Lesson 18 – Learning From Difficult Conditions

The plan for this lesson was to work on side slips, forward slips and go-arounds. We flew to Grand Geneva Resort Airport where the wind was almost directly across the runway. Unfortunately, as it turned out, it was just too bumpy to accomplish everything we had planned. We did do some go-arounds and they worked out fine. The slips were another matter. We gave up completely on the forward slips – they will have to wait for another day. Even though I had a lot of trouble with the side slips, I learned a great deal just from trying.

My patterns had been getting better with each lesson but, they were sloppy yesterday. Fighting the rough air was just too much of a distraction for me. As a result, my altitude, speed control, and timing of the turns all suffered. When I did get lined up with centerline, I had a lot of trouble holding it. The wind was from the right so I was trying to side slip with the right wing down. The bumpy air kept pushing the wing back up or further down so that I was drifting back and forth across the runway rather than tracking straight. After a few low passes, we tried a couple landings. I held some extra speed on final and only put down partial flaps. Still, Sandy had to help me out with the actual flare and landing.

I made an extra effort to maintain my altitude during the cruise stages of this flight. Despite the turbulence, I thought I did a pretty good job with it. Sandy said that she didn’t see the altitude vary by more than 20 feet so she was very happy with it too. I know that there were a few times when the turbulence pushed me up or down by much more than 20 feet but I got back to altitude quickly so, I guess she didn’t count those excursions. Just a few lessons ago, I was really struggling with altitude control. This lesson convinced me that I am actually making progress.

We did some pilotage on the way back to Waukegan. At one point, I was flying a heading of 120 which I was pretty sure would get us back to the airport. Sandy asked me how far out I thought we were. My guess was 15 miles. She set the GPS to KUGN and it popped up with a distance of 14.4 and a course to the airport of 122 degrees. Not a bad guess on the heading or the distance! Now if I could just find other airports…
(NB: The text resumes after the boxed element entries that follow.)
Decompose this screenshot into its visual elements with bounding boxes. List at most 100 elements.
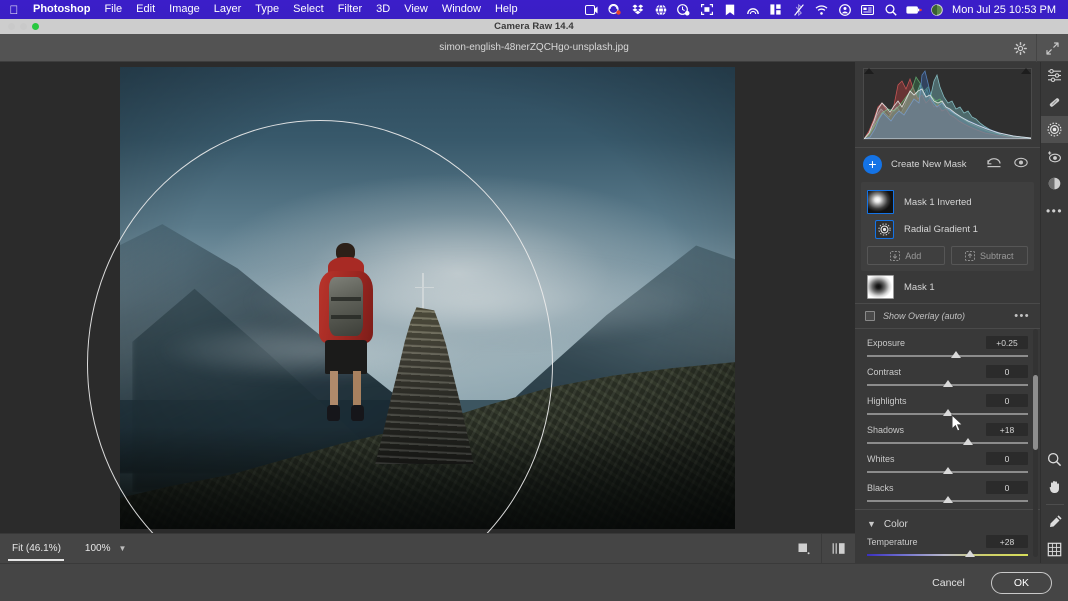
screenshot-icon[interactable] <box>695 0 718 19</box>
menu-item-help[interactable]: Help <box>488 0 525 19</box>
bluetooth-off-icon[interactable] <box>787 0 810 19</box>
slider-track-whites[interactable] <box>867 467 1028 478</box>
gear-icon[interactable] <box>1004 34 1036 62</box>
toggle-sampler-icon[interactable] <box>787 534 821 564</box>
masking-icon[interactable] <box>1040 116 1068 143</box>
expand-arrows-icon[interactable] <box>1036 34 1068 62</box>
battery-icon[interactable] <box>902 0 925 19</box>
menu-item-edit[interactable]: Edit <box>129 0 162 19</box>
slider-track-shadows[interactable] <box>867 438 1028 449</box>
zoom-tool-icon[interactable] <box>1041 446 1068 473</box>
image-canvas-area[interactable] <box>0 62 855 533</box>
menu-item-filter[interactable]: Filter <box>331 0 369 19</box>
fit-zoom-button[interactable]: Fit (46.1%) <box>0 535 71 563</box>
slider-value-blacks[interactable]: 0 <box>986 481 1028 494</box>
user-circle-icon[interactable] <box>833 0 856 19</box>
cancel-button[interactable]: Cancel <box>924 573 973 593</box>
slider-label-contrast: Contrast <box>867 366 902 377</box>
search-icon[interactable] <box>879 0 902 19</box>
show-overlay-row[interactable]: Show Overlay (auto) ••• <box>855 304 1040 328</box>
slider-value-exposure[interactable]: +0.25 <box>986 336 1028 349</box>
control-center-icon[interactable] <box>925 0 948 19</box>
show-overlay-checkbox[interactable] <box>865 311 875 321</box>
slider-track-temperature[interactable] <box>867 550 1028 561</box>
clock-badge-icon[interactable] <box>672 0 695 19</box>
more-options-icon[interactable]: ••• <box>1014 310 1030 322</box>
slider-knob-temperature[interactable] <box>965 550 976 557</box>
menu-item-file[interactable]: File <box>97 0 129 19</box>
menu-item-3d[interactable]: 3D <box>369 0 397 19</box>
edit-sliders-icon[interactable] <box>1041 62 1068 89</box>
menu-bar-status-area: Mon Jul 25 10:53 PM <box>580 0 1062 19</box>
menu-item-type[interactable]: Type <box>248 0 286 19</box>
fit-zoom-label: Fit (46.1%) <box>12 542 61 554</box>
menu-bar-clock[interactable]: Mon Jul 25 10:53 PM <box>948 4 1062 16</box>
mask-row-inverted[interactable]: Mask 1 Inverted <box>867 188 1028 216</box>
color-sliders: Temperature +28 Tint 0 <box>855 534 1040 563</box>
shadow-clipping-indicator[interactable] <box>864 68 874 74</box>
ok-button[interactable]: OK <box>990 571 1052 594</box>
menu-item-image[interactable]: Image <box>162 0 207 19</box>
menu-item-view[interactable]: View <box>397 0 435 19</box>
red-eye-icon[interactable] <box>1041 143 1068 170</box>
undo-icon[interactable] <box>987 155 1001 173</box>
slider-value-shadows[interactable]: +18 <box>986 423 1028 436</box>
color-section-header[interactable]: ▼ Color <box>855 514 1040 534</box>
healing-brush-icon[interactable] <box>1041 89 1068 116</box>
more-tools-icon[interactable]: ••• <box>1041 197 1068 224</box>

Radio work with ATC was another positive. I had to hold a couple times while taxiing to the runway for departure and had to get sequenced with a two other aircraft in the pattern when we returned. I understood all of tower’s instructions and made the right responses. No problems there.

Yesterday’s lesson didn’t quit go as planned but, it was a good one never the less. I didn’t master side slips for crosswind landings, but I learned a whole lot about how it is supposed to be done. Next lesson is Thursday and, I have no doubt I will do better with the slips.

  • Anonymous says:

    Thanks for this post. I had almost exactly the same problems on Tuesday fighting screaming (to me) xwinds at Morris. I think they were 15G24 but I honestly don’t remember too clearly. I was completely beat down after trying those landings… so much so that even after switching to headwinds at KLOT I couldn’t do those well either. Yesterday I woke up with sore shoulders and arms from the tension. I’m about the same place in my training as you are so I’m feeling much better about things.

    Oh well, back to it again as soon as the weather clears this weekend.

    Good flying!

  • Tom says:

    Thank you for commenting. I think it is important for us to realize that others are exeriencing the same things we are and that the frustrations are a normal part of training.

    Hope your weekend session goes well. I am on for Sunday so I will be watching the weather too.